Because comics and TV series are basically trash media, no one wants to really give them their due. But the truth is that there is a generation of writers who came up through theory-ridden programs of lit and film, and they are using that education to write some of the best drama available in our culture in, that's right, TV and comic books: the only two media that afford such a large space to explore character, narrative, and storytelling in such a big, operatic fashion. Twenty-two episodes a year is an amazing gift; unending runs of a comic are the same; these people are exploring the uses of their media in a way that no one has done since Laurence Sterne, Woolf, Joyce, or maybe the postmodernist writers of the 1950s. [I don't have the energy to include the non-narrative arts: cubism, architecture, surrealism, etc. Oh wait, maybe I just did.]
Girls, this is exciting stuff.
So, suffering Sappho, that's why I read comics.
I'm not sorry that you don't know what I'm talking about, but I'm glad as hell that I do. There is so much more going on in the world than you think, and it might just be happening in places you don't expect. Open your heart to trash, motherfucker; it just might be smarter than you are.

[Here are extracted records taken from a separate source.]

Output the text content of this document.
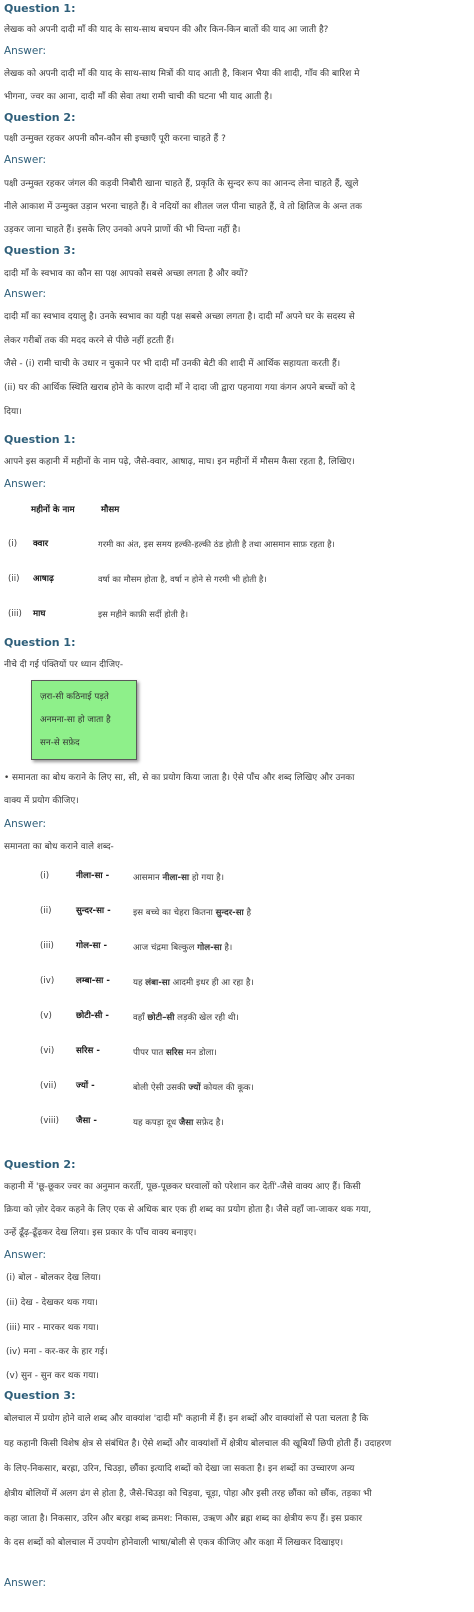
Question 1:
लेखक को अपनी दादी माँ की याद के साथ-साथ बचपन की और किन-किन बातों की याद आ जाती है?
Answer:
लेखक को अपनी दादी माँ की याद के साथ-साथ मित्रों की याद आती है, किशन भैया की शादी, गाँव की बारिश मे
भीगना, ज्वर का आना, दादी माँ की सेवा तथा रामी चाची की घटना भी याद आती है।
Question 2:
पक्षी उन्मुक्त रहकर अपनी कौन-कौन सी इच्छाएँ पूरी करना चाहते हैं ?
Answer:
पक्षी उन्मुक्त रहकर जंगल की कड़वी निबौरी खाना चाहते हैं, प्रकृति के सुन्दर रूप का आनन्द लेना चाहते हैं, खुले
नीले आकाश में उन्मुक्त उड़ान भरना चाहते हैं। वे नदियों का शीतल जल पीना चाहते हैं, वे तो क्षितिज के अन्त तक
उड़कर जाना चाहते हैं। इसके लिए उनको अपने प्राणों की भी चिन्ता नहीं है।
Question 3:
दादी माँ के स्वभाव का कौन सा पक्ष आपको सबसे अच्छा लगता है और क्यों?
Answer:
दादी माँ का स्वभाव दयालु है। उनके स्वभाव का यही पक्ष सबसे अच्छा लगता है। दादी माँ अपने घर के सदस्य से
लेकर गरीबों तक की मदद करने से पीछे नहीं हटती हैं।
जैसे - (i) रामी चाची के उधार न चुकाने पर भी दादी माँ उनकी बेटी की शादी में आर्थिक सहायता करती हैं।
(ii) घर की आर्थिक स्थिति खराब होने के कारण दादी माँ ने दादा जी द्वारा पहनाया गया कंगन अपने बच्चों को दे
दिया।
Question 1:
आपने इस कहानी में महीनों के नाम पढ़े, जैसे-क्वार, आषाढ़, माघ। इन महीनों में मौसम कैसा रहता है, लिखिए।
Answer:
महीनों के नाम	मौसम
(i) क्वार	गरमी का अंत, इस समय हल्की-हल्की ठंड होती है तथा आसमान साफ़ रहता है।
(ii) आषाढ़	वर्षा का मौसम होता है, वर्षा न होने से गरमी भी होती है।
(iii) माघ	इस महीने काफ़ी सर्दी होती है।
Question 1:
नीचे दी गई पंक्तियों पर ध्यान दीजिए-
ज़रा-सी कठिनाई पड़ते
अनमना-सा हो जाता है
सन-से सफ़ेद
• समानता का बोध कराने के लिए सा, सी, से का प्रयोग किया जाता है। ऐसे पाँच और शब्द लिखिए और उनका
वाक्य में प्रयोग कीजिए।
Answer:
समानता का बोध कराने वाले शब्द-
(i)	नीला-सा -	आसमान नीला-सा हो गया है।
(ii)	सुन्दर-सा -	इस बच्चे का चेहरा कितना सुन्दर-सा है
(iii)	गोल-सा -	आज चंद्रमा बिल्कुल गोल-सा है।
(iv)	लम्बा-सा -	यह लंबा-सा आदमी इधर ही आ रहा है।
(v)	छोटी-सी -	वहाँ छोटी–सी लड़की खेल रही थी।
(vi)	सरिस -	पीपर पात सरिस मन डोला।
(vii) ज्यों -	बोली ऐसी उसकी ज्यों कोयल की कूक।
(viii) जैसा -	यह कपड़ा दूध जैसा सफ़ेद है।
Question 2:
कहानी में 'छू-छूकर ज्वर का अनुमान करतीं, पूछ-पूछकर घरवालों को परेशान कर देतीं'-जैसे वाक्य आए हैं। किसी
क्रिया को ज़ोर देकर कहने के लिए एक से अधिक बार एक ही शब्द का प्रयोग होता है। जैसे वहाँ जा-जाकर थक गया,
उन्हें ढूँढ़-ढूँढ़कर देख लिया। इस प्रकार के पाँच वाक्य बनाइए।
Answer:
(i) बोल - बोलकर देख लिया।
(ii) देख - देखकर थक गया।
(iii) मार - मारकर थक गया।
(iv) मना - कर-कर के हार गई।
(v) सुन - सुन कर थक गया।
Question 3:
बोलचाल में प्रयोग होने वाले शब्द और वाक्यांश 'दादी माँ' कहानी में हैं। इन शब्दों और वाक्यांशों से पता चलता है कि
यह कहानी किसी विशेष क्षेत्र से संबंधित है। ऐसे शब्दों और वाक्यांशों में क्षेत्रीय बोलचाल की खूबियाँ छिपी होती हैं। उदाहरण
के लिए-निकसार, बरह्रा, उरिन, चिउड़ा, छौंका इत्यादि शब्दों को देखा जा सकता है। इन शब्दों का उच्चारण अन्य
क्षेत्रीय बोलियों में अलग ढंग से होता है, जैसे-चिउड़ा को चिड़वा, चूड़ा, पोहा और इसी तरह छौंका को छौंक, तड़का भी
कहा जाता है। निकसार, उरिन और बरह्रा शब्द क्रमश: निकास, उऋण और ब्रह्रा शब्द का क्षेत्रीय रूप हैं। इस प्रकार
के दस शब्दों को बोलचाल में उपयोग होनेवाली भाषा/बोली से एकत्र कीजिए और कक्षा में लिखकर दिखाइए।
Answer:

And, again, that's why I read comics.
A great big shout out to Michael's So I Like Superman and his Uncle Mikey's Funnybook Round-Up and GayProf's Center of Gravitas, which offers a vintage Wonder Woman cover for every post, and most especially this goes out to the unfortunately-titled, but admirable Joe.My.God, who has never, ever, touched a comic to my great sadness.
O Joe. O Joe, My God; O Joe, my fuckin' God, how can I keep praying to you with this knowledge? Oh, my God, Joe. Oh. I am heartened, not that my opinion matters at all, by your enjoyment of this post, which can only be inscrutable to you [My favorite line is: "Random Woman, you stay low. We're moving in."]. Oh, Joe, My God. My God, why have you forsaken me?